Figura 1 – Algoritmo diagnóstico de miocardite – adaptado de Montera MW, Mesquita ET, Colafranceschi AS, Oliveira Junior AM, Rabischoffsky A., Ianni BM, et al. Sociedade Brasileira de Cardiologia. I Diretriz Brasileira de Miocardites e Pericardites. Arq Bras Cardiol 2013; 100(4 supl. 1): 1-36. Legenda – MNM: Marcadores de Necrose do Miocárdio; ECG: Electrocardiografia; RM: Ressonância Magnética; PCR: Polimerase chain reaction
Figura II

Figura 2 – Radiografia de Tórax na admissão hospitalar - índice cardio-torácico superior a 0,5, acentuação do interstício e cefalização vascular
Figura III

Figura 3 – Ecocardiograma transtorácico – janela apical de 3 câmaras com visualização de trombo séssil aderente ao septo do ventrículo esquerdo (seta)
Figura IV

Figura 4 – Ressonância magnética cardíaca – Imagem A (ponderada em T2 no eixo longo): apesar da imagem subóptima não se verificaram áreas hiperintensas sugestivas de edema.
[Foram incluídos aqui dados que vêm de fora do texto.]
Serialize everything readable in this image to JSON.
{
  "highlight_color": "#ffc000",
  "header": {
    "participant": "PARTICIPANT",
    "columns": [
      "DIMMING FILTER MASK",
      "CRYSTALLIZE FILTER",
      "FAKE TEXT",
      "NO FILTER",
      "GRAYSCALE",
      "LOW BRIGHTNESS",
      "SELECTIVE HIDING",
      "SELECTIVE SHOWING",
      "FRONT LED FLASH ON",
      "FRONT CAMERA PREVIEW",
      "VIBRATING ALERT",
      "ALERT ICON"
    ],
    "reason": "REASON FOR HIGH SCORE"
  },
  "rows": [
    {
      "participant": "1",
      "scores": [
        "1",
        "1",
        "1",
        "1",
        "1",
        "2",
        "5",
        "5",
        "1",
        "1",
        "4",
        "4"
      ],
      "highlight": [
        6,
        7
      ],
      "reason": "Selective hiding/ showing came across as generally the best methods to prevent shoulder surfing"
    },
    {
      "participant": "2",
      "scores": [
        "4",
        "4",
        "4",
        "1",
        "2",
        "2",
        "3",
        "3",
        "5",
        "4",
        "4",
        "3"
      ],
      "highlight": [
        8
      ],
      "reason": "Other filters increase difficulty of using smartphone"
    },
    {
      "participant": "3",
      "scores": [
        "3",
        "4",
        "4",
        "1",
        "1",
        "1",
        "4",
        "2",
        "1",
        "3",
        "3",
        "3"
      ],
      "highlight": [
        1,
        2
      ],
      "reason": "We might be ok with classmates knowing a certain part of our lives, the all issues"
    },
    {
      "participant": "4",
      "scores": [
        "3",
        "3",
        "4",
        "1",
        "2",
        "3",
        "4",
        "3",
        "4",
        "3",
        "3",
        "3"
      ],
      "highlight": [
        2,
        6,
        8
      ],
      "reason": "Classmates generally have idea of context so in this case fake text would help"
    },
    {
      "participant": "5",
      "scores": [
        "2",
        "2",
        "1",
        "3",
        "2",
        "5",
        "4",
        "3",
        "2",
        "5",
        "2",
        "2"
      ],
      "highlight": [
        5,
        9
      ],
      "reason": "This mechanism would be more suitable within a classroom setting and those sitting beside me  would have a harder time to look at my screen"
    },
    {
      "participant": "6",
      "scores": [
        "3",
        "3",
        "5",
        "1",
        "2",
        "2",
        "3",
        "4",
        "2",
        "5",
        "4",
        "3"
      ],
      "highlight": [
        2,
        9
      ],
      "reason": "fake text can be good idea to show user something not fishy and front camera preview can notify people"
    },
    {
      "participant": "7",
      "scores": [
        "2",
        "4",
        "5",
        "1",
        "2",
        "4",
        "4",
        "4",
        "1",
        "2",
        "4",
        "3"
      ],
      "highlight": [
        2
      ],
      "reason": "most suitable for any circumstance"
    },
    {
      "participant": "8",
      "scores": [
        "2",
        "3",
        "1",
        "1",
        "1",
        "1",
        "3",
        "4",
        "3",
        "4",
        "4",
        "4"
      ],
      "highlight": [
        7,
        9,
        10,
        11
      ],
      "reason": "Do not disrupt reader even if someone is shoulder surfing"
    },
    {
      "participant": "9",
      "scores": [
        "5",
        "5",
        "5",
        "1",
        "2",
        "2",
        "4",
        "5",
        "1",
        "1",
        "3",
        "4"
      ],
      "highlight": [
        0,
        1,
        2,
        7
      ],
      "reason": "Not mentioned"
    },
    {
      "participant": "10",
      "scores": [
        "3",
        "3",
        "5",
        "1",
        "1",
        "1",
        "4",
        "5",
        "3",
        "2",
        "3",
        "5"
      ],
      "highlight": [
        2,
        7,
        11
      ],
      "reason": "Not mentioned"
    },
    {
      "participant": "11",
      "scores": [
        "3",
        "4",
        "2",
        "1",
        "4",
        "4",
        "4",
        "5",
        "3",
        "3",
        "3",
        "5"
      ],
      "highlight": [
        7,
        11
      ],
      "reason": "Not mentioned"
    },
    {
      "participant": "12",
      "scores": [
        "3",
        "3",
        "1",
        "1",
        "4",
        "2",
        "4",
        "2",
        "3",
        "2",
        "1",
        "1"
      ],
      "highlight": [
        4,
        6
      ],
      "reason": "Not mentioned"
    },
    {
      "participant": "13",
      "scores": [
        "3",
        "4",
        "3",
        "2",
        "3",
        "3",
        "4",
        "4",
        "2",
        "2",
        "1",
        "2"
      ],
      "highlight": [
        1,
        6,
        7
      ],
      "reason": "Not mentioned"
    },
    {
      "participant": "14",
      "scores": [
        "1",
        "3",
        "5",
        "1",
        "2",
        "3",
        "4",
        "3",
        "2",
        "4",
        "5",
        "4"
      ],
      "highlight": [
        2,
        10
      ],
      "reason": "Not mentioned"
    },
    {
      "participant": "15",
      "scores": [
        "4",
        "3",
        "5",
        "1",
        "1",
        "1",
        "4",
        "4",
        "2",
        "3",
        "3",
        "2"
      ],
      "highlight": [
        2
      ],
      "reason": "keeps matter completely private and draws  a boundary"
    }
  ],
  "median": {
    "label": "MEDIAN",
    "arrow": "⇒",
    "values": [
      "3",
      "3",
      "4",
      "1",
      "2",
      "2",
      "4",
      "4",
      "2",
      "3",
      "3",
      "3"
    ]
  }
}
Imagem B (pós contraste – eixo longo) e C (pós contraste – eixo curto): sem identificação de áreas de realce tardio sugestivas de fibrose focal, infiltração miocárdica anormal ou cicatriz de enfarte.
Figura V

Figura 5 – Estudo histológico de fragmento do miocárdio: Edema ligeiro e infiltrado linfocítico intersticial escasso: aspectos morfológicos compatíveis com miocardite “borderline”.